Gender differences in the regulation of renal arteries from normotensive and hypertensive rats

H. Figueiredo Galvao, I. A. Greenwood. Vascular Biology Research Centre, St. George's, University of London, London, United Kingdom.

Introduction: Hypertension is a major risk factor for a number of cardiovascular diseases (1). Kv7 channels contribute to resting membrane potential in vascular smooth muscle cells and their role in vascular tone has been identified (2). However, their role in the female vasculature has not been investigated. This study aims to compare the expression and function of Kv7 channels in the renal artery vasculature of female Wistar rats (WT) and SHRs against that of males.

Methods: qRT-PCR was used to determine the mRNA expression of KCNQ1, KCNQ4 and KCNE4, as well as miRNA 153. Relative protein expression of Kv7.1, Kv7.4 and KCNE4 were determined using Western Blots normalised to β-actin. Dose-response curves using Methoxamine (10nM-30μM), ML213 (100nM-10μM), ML277 (10nM-10μM), ANP (10pM-30nM) and Isoprenaline (1nM-3μM) were performed using small vessel myography.
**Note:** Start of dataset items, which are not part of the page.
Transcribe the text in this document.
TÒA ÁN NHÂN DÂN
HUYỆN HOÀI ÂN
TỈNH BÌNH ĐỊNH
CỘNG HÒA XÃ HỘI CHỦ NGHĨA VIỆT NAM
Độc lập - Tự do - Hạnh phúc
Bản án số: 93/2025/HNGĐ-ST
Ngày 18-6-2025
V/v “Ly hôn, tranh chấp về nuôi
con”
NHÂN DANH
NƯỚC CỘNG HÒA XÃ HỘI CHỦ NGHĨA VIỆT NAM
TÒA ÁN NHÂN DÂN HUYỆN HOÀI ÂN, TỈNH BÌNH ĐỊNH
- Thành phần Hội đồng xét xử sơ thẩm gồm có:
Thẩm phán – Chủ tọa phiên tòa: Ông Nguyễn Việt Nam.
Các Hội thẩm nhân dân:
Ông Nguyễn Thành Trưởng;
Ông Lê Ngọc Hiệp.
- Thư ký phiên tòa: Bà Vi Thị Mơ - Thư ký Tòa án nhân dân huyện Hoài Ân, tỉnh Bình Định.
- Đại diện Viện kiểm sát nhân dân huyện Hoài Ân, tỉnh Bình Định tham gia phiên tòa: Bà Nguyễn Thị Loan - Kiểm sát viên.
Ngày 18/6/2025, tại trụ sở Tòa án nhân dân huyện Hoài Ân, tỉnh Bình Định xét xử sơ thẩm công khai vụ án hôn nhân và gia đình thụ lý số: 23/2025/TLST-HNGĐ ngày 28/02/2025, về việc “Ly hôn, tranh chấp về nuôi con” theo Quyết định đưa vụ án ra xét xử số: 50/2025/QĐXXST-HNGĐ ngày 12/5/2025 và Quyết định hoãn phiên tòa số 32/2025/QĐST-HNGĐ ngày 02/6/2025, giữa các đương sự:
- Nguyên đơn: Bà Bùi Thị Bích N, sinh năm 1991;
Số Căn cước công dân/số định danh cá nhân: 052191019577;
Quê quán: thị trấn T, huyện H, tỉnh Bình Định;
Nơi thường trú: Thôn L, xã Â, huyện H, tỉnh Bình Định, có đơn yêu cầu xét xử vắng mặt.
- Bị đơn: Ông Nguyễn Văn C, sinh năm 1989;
Results: Kv7.1 protein expression decreased in the hypertensive models with no sex-dependent differences. No significant Kv7.4 protein expressions were observed between male and female WTs, however, female SHRs expressed 3-fold higher Kv7.4 protein levels than male SHRs (p<0.05; n=5). Female SHRs expressed 3-fold higher KCNE4 protein levels than male SHRs (p<0.05; n≥4). No significant differences were observed in the renal artery response of male and female WTs to Methoxamine, however, female SHRs displayed a 2-fold decreased sensitivity to Methoxamine (p<0.0001; n≥5) than male SHRs. Female WTs were 2-fold more sensitive to ANP (p<0.006; n≥5) than male WTs, while female SHRs were 3-fold more sensitive than male SHRs to ANP (p<0.0032; n≥5). Female WTs and female SHRs were both 2-fold more sensitive to the Kv7.1 activator ML277 than their respective male counterparts (p<0.0002 and p<0.001, respectively; n≥4). Male WTs were 10-times more sensitive to Isoprenaline than female WTs (p<0.0001; n=5), despite female WTs being 2-fold more sensitive to the Kv7.2-7.5 activator ML213 (p<0.0001; n≥5) than male WTs. The male SHR response to Isoprenaline was abrogated, a result in-line with its abrogated ML213 response. The abrogated female SHR response to Isoprenaline is discordant with its response to ML213, achieving an EC₅₀(3.05μM) parallel to that of a WT male (2.98μM).

Conclusions: This study provides evidence for a differential expression and function of Kv7 channels in the female vasculature. The Isoprenaline-mediated vasorelaxations in the female renal artery suggest the involvement of additional Kv7 channels in β-adrenoceptor mediated vasorelaxations.

References:

1) Gudmundsdottir et al. (2012). Therapeutic Advances in Chronic Diseases. 3(3):137-46.

2) Sobey (2001). Arteriosclerosis, Thrombosis and Vascular Biology. 21:28-38.